Bien que Dragon’s Dogma 2 soit principalement axé sur une expérience solo, il intègre néanmoins une composante multijoueur, voire communautaire. Le jeu propose la notion de « pions », des compagnons contrôlés par l’IA qui accompagnent le joueur tout au long de ses aventures. En tant que personnage clé de l’histoire, l’insurgé a la capacité de recruter ces pions, qui lui sont dévoués et prêts à tout pour mener à bien sa quête. Ces pions peuvent être recrutés dans diverses villes ou lieux spécifiques en interagissant avec des pierres dédiées. On peut filtrer et affiner sa recherche pour sélectionner des pions créés par d’autres joueurs. Le jeu nous donne aussi la possibilité de créer notre propre pion, un unique qui sert de compagnon de route et qui peut être réinvoqué même lorsqu’il meurt. Un personnage personnalisable en apparence, auquel on peut choisir une classe et gérer ses compétences. Une fois créé, notre pion personnel peut être partagé avec d’autres joueurs en ligne et être utilisé comme compagnon dans leur propre partie. Il vous reviendra alors avec de nouvelles connaissances, des ressources et des récompenses si l’hôte a partagé certaines choses avec lui. Et vous pouvez vous de votre côté en faire autant ce qui donne un côté très « communautaire » à Dragon’s Dogma 2. J’ai particulièrement apprécié cet aspect. À noter qu’en parcourant le monde et en combattant des créatures, on peut souvent voir des guerriers errants se mettre à participer au combat.
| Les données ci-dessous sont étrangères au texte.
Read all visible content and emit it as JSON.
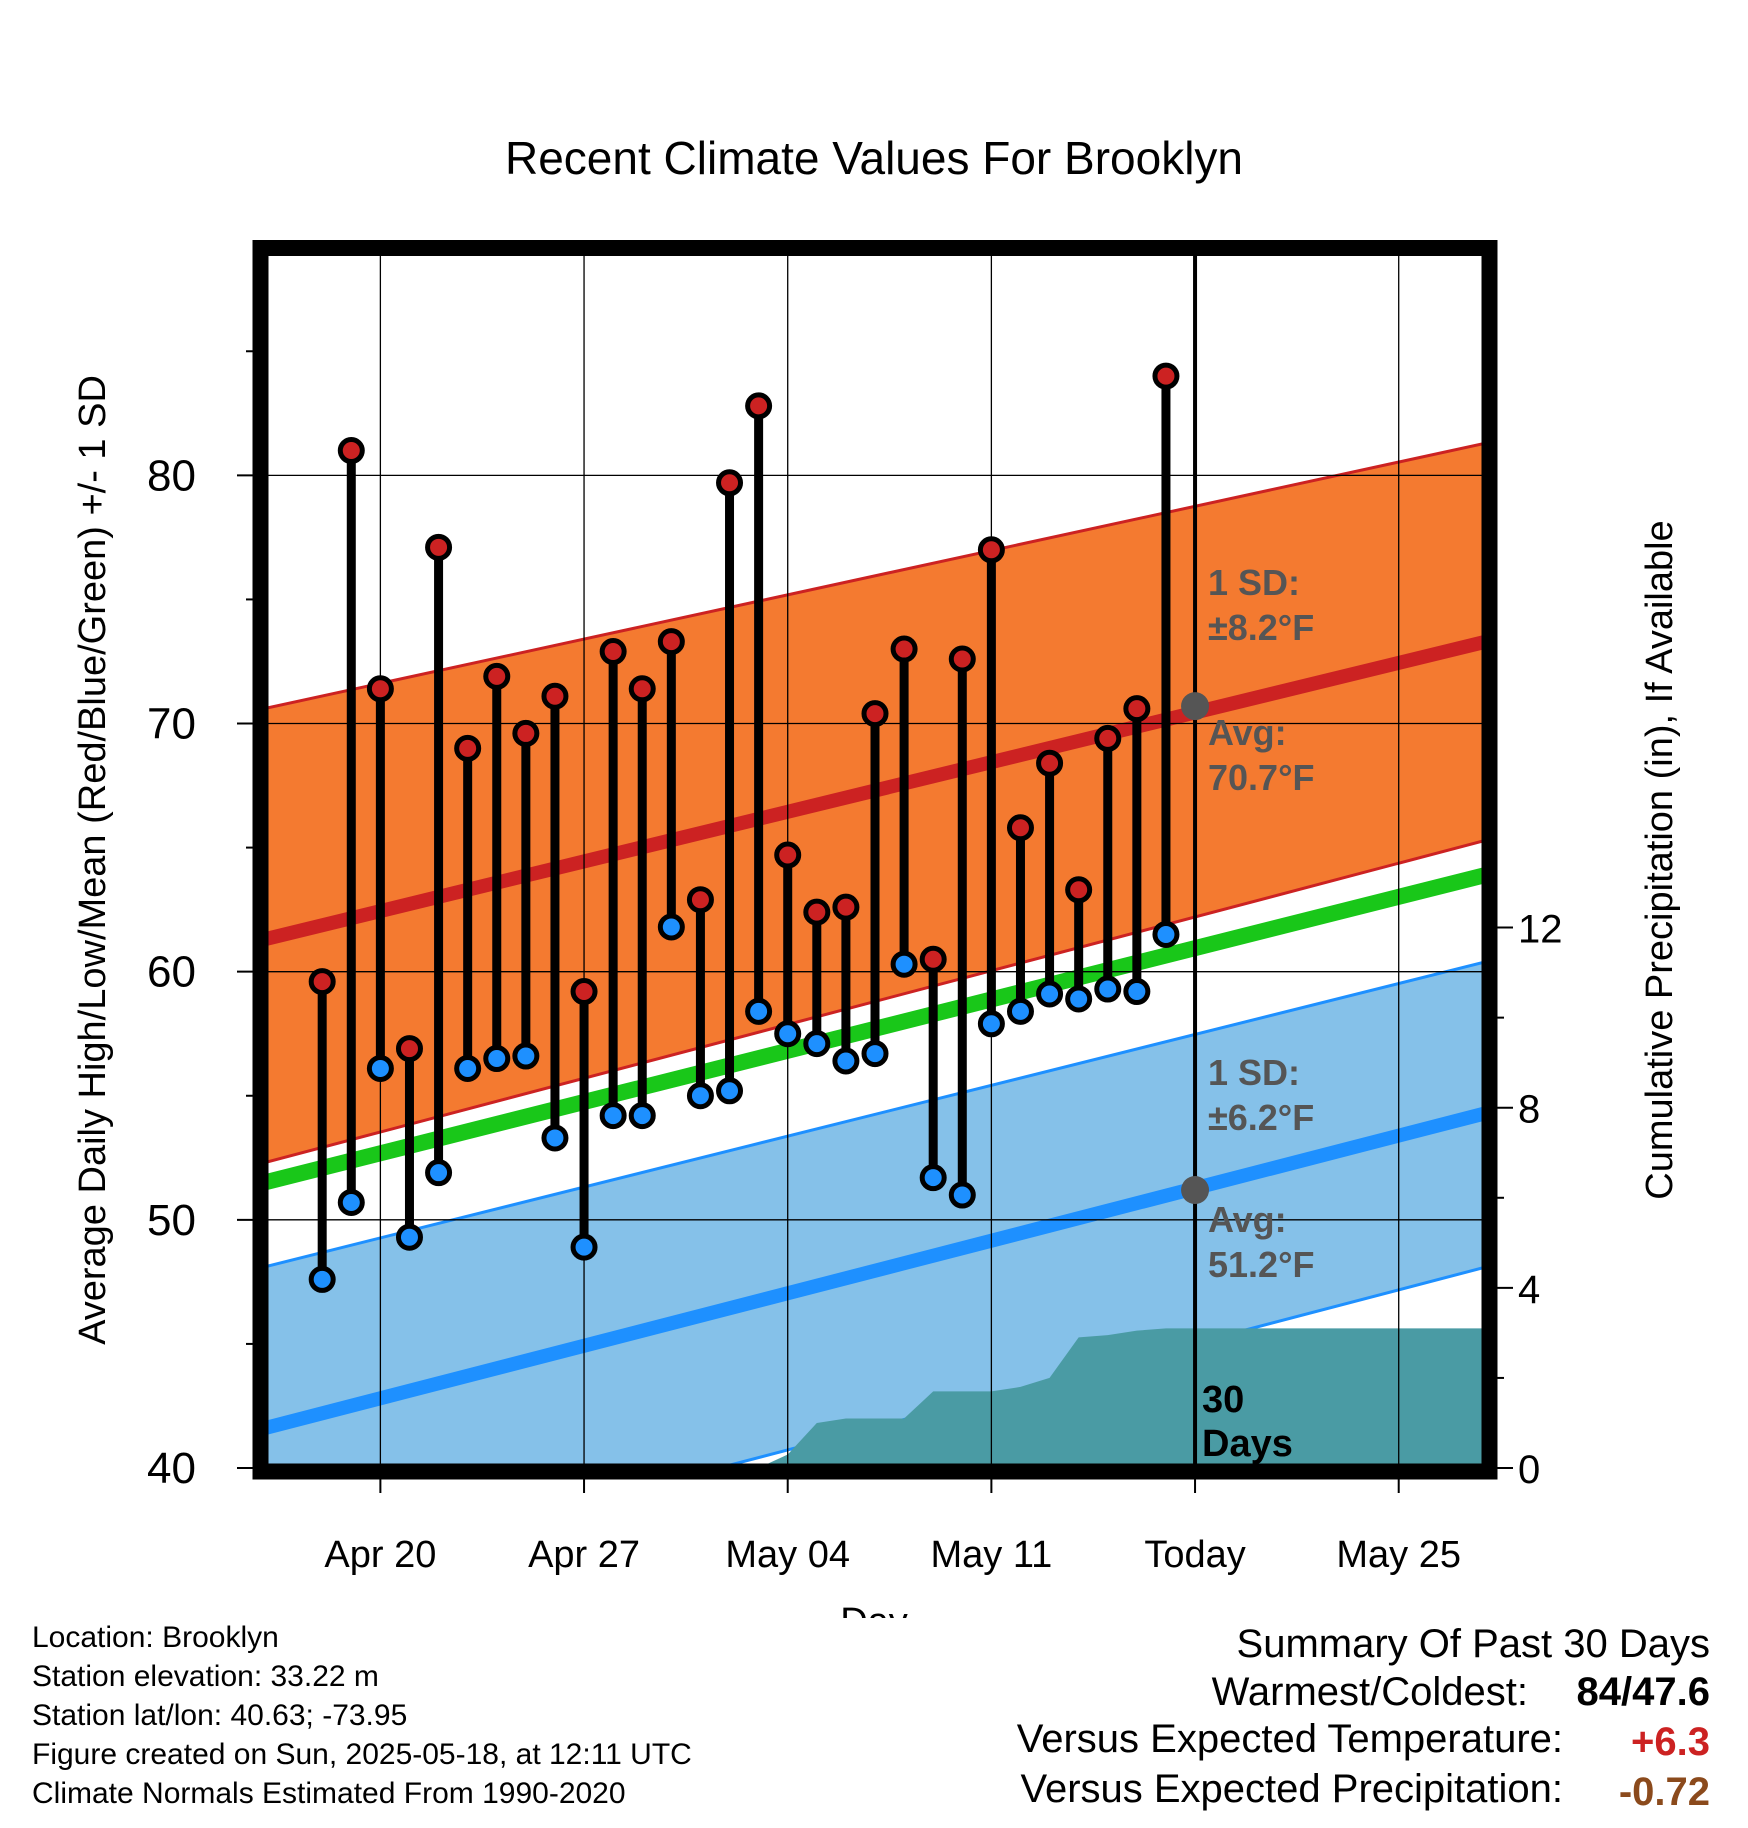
{
  "chart_data": {
    "type": "line",
    "title": "Recent Climate Values For Brooklyn",
    "xlabel": "Day",
    "ylabel": "Average Daily High/Low/Mean (Red/Blue/Green) +/- 1 SD",
    "y2label": "Cumulative Precipitation (in), If Available",
    "xlim": [
      "2025-04-16",
      "2025-05-28"
    ],
    "ylim": [
      40,
      89
    ],
    "y2lim": [
      0,
      27
    ],
    "x_ticks": [
      {
        "date": "2025-04-20",
        "label": "Apr 20"
      },
      {
        "date": "2025-04-27",
        "label": "Apr 27"
      },
      {
        "date": "2025-05-04",
        "label": "May 04"
      },
      {
        "date": "2025-05-11",
        "label": "May 11"
      },
      {
        "date": "2025-05-18",
        "label": "Today"
      },
      {
        "date": "2025-05-25",
        "label": "May 25"
      }
    ],
    "y_ticks": [
      "40",
      "50",
      "60",
      "70",
      "80"
    ],
    "y2_ticks": [
      "0",
      "4",
      "8",
      "12"
    ],
    "grid": true,
    "today": "2025-05-18",
    "today_label": "30\nDays",
    "dates": [
      "2025-04-18",
      "2025-04-19",
      "2025-04-20",
      "2025-04-21",
      "2025-04-22",
      "2025-04-23",
      "2025-04-24",
      "2025-04-25",
      "2025-04-26",
      "2025-04-27",
      "2025-04-28",
      "2025-04-29",
      "2025-04-30",
      "2025-05-01",
      "2025-05-02",
      "2025-05-03",
      "2025-05-04",
      "2025-05-05",
      "2025-05-06",
      "2025-05-07",
      "2025-05-08",
      "2025-05-09",
      "2025-05-10",
      "2025-05-11",
      "2025-05-12",
      "2025-05-13",
      "2025-05-14",
      "2025-05-15",
      "2025-05-16",
      "2025-05-17"
    ],
    "series": [
      {
        "name": "High",
        "color": "#cc2222",
        "values": [
          59.6,
          81.0,
          71.4,
          56.9,
          77.1,
          69.0,
          71.9,
          69.6,
          71.1,
          59.2,
          72.9,
          71.4,
          73.3,
          62.9,
          79.7,
          82.8,
          64.7,
          62.4,
          62.6,
          70.4,
          73.0,
          60.5,
          72.6,
          77.0,
          65.8,
          68.4,
          63.3,
          69.4,
          70.6,
          84.0
        ]
      },
      {
        "name": "Low",
        "color": "#1e90ff",
        "values": [
          47.6,
          50.7,
          56.1,
          49.3,
          51.9,
          56.1,
          56.5,
          56.6,
          53.3,
          48.9,
          54.2,
          54.2,
          61.8,
          55.0,
          55.2,
          58.4,
          57.5,
          57.1,
          56.4,
          56.7,
          60.3,
          51.7,
          51.0,
          57.9,
          58.4,
          59.1,
          58.9,
          59.3,
          59.2,
          61.5
        ]
      }
    ],
    "normals": {
      "start": "2025-04-16",
      "end": "2025-05-28",
      "high_avg": [
        61.3,
        73.3
      ],
      "high_sd_band": [
        [
          52.3,
          70.6
        ],
        [
          65.3,
          81.3
        ]
      ],
      "low_avg": [
        41.6,
        54.3
      ],
      "low_sd_band": [
        [
          35.2,
          48.1
        ],
        [
          48.1,
          60.4
        ]
      ],
      "mean_avg": [
        51.5,
        63.9
      ]
    },
    "cumulative_precip": {
      "dates": [
        "2025-04-16",
        "2025-05-03",
        "2025-05-04",
        "2025-05-05",
        "2025-05-06",
        "2025-05-07",
        "2025-05-08",
        "2025-05-09",
        "2025-05-10",
        "2025-05-11",
        "2025-05-12",
        "2025-05-13",
        "2025-05-14",
        "2025-05-15",
        "2025-05-16",
        "2025-05-17",
        "2025-05-28"
      ],
      "values": [
        0.0,
        0.0,
        0.3,
        1.0,
        1.1,
        1.1,
        1.1,
        1.7,
        1.7,
        1.7,
        1.8,
        2.0,
        2.9,
        2.95,
        3.05,
        3.1,
        3.1
      ]
    },
    "colors": {
      "high_band": "#f47a30",
      "high_line": "#cc2222",
      "low_band": "#85c1e9",
      "low_line": "#1e90ff",
      "mean_line": "#19c719",
      "precip": "#4a9ba4",
      "annotation": "#555555"
    }
  },
  "annotations": {
    "high_sd_label": "1 SD:",
    "high_sd_value": "±8.2°F",
    "high_avg_label": "Avg:",
    "high_avg_value": "70.7°F",
    "high_avg_today": 70.7,
    "low_sd_label": "1 SD:",
    "low_sd_value": "±6.2°F",
    "low_avg_label": "Avg:",
    "low_avg_value": "51.2°F",
    "low_avg_today": 51.2
  },
  "footer": {
    "location": "Location: Brooklyn",
    "elevation": "Station elevation: 33.22 m",
    "latlon": "Station lat/lon: 40.63; -73.95",
    "created": "Figure created on Sun, 2025-05-18, at 12:11 UTC",
    "normals": "Climate Normals Estimated From 1990-2020"
  },
  "summary": {
    "title": "Summary Of Past 30 Days",
    "warm_cold_label": "Warmest/Coldest:",
    "warm_cold_value": "84/47.6",
    "temp_label": "Versus Expected Temperature:",
    "temp_value": "+6.3",
    "temp_color": "#cc2222",
    "precip_label": "Versus Expected Precipitation:",
    "precip_value": "-0.72",
    "precip_color": "#8b4a1c"
  }
}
Ce sont bien souvent des pions d’autres joueurs qui errent dans le monde et que vous pouvez recruter si vous le désirez.
Malheureusement, si l’intelligence artificielle (IA) et les pions jouent un rôle crucial dans l’expérience de jeu notamment en aidant le joueur dans ses aventures en offrant des conseils, en combattant à ses côtés et en fournissant un soutien stratégique, il faut bien souligner une lacune majeure dans le comportement de l’IA, notamment en ce qui concerne le pathfinding. Le pathfinding désigne la capacité des personnages contrôlés par l’IA à naviguer efficacement dans l’environnement du jeu. Dans Dragon’s Dogma 2, le pathfinding des pions est très discutable et peut rapidement nuire à l’immersion et provoquer quelques frustrations. Leur comportement peut parfois devenir erratique et imprévisible, ils peuvent trébucher, se heurter à des obstacles et même se diriger dans des directions aléatoires. Il faut savoir que dans le monde de Dragon’s Dogma 2, l’eau représente un réel danger pour toutes les créatures vivantes. Il y a en effet ce que le jeu appelle « le kraken » qui vous aspire quand vous tombez dans l’eau. Si l’insurgé peut survivre d’une telle chute, ce n’est pas le cas d’un pion ! Vous n’avez alors d’autres choix que de revenir en ville ou trouver une pierre de recrutement pour faire revenir le pion qui aura été englouti par le kraken. Et vu que l’IA a tendance à faire n’importe quoi, il arrive très souvent qu’ils trébuchent d’eux-mêmes dans l’eau dans les zones escarpées et sans raison… Malgré ces défauts, les pions restent utiles dans les combats et peuvent contribuer à créer des moments épiques quand vous affrontez des monstres de grandes tailles comme de trolls, des griffons ou même des dragons.
Comme annoncé par Capcom quelque temps avant la sortie du jeu, la version console tourne en 30 fps non verrouillés. Ainsi, dans les espaces en pleine nature le jeu tourne bien souvent au-dessus de ces 30 images par seconde, mais en ville on est plus proche de la catastrophe avec de grosses chutes sous la barre des 30 fps qui se ressentent bien et qui donne lieu à une expérience visuelle saccadée. Graphiquement, Dragon’s Dogma 2 s’en sort plutôt bien, surtout aidé par une direction artistique qui fait mouche et avec une résolution de 2160p dynamique sur Xbox Séries X, mais un peu de peaufinage aurait pu rendre l’expérience meilleure sur consoles. D’ailleurs, quelques mises à jour vont venir régler ces petits désagréments.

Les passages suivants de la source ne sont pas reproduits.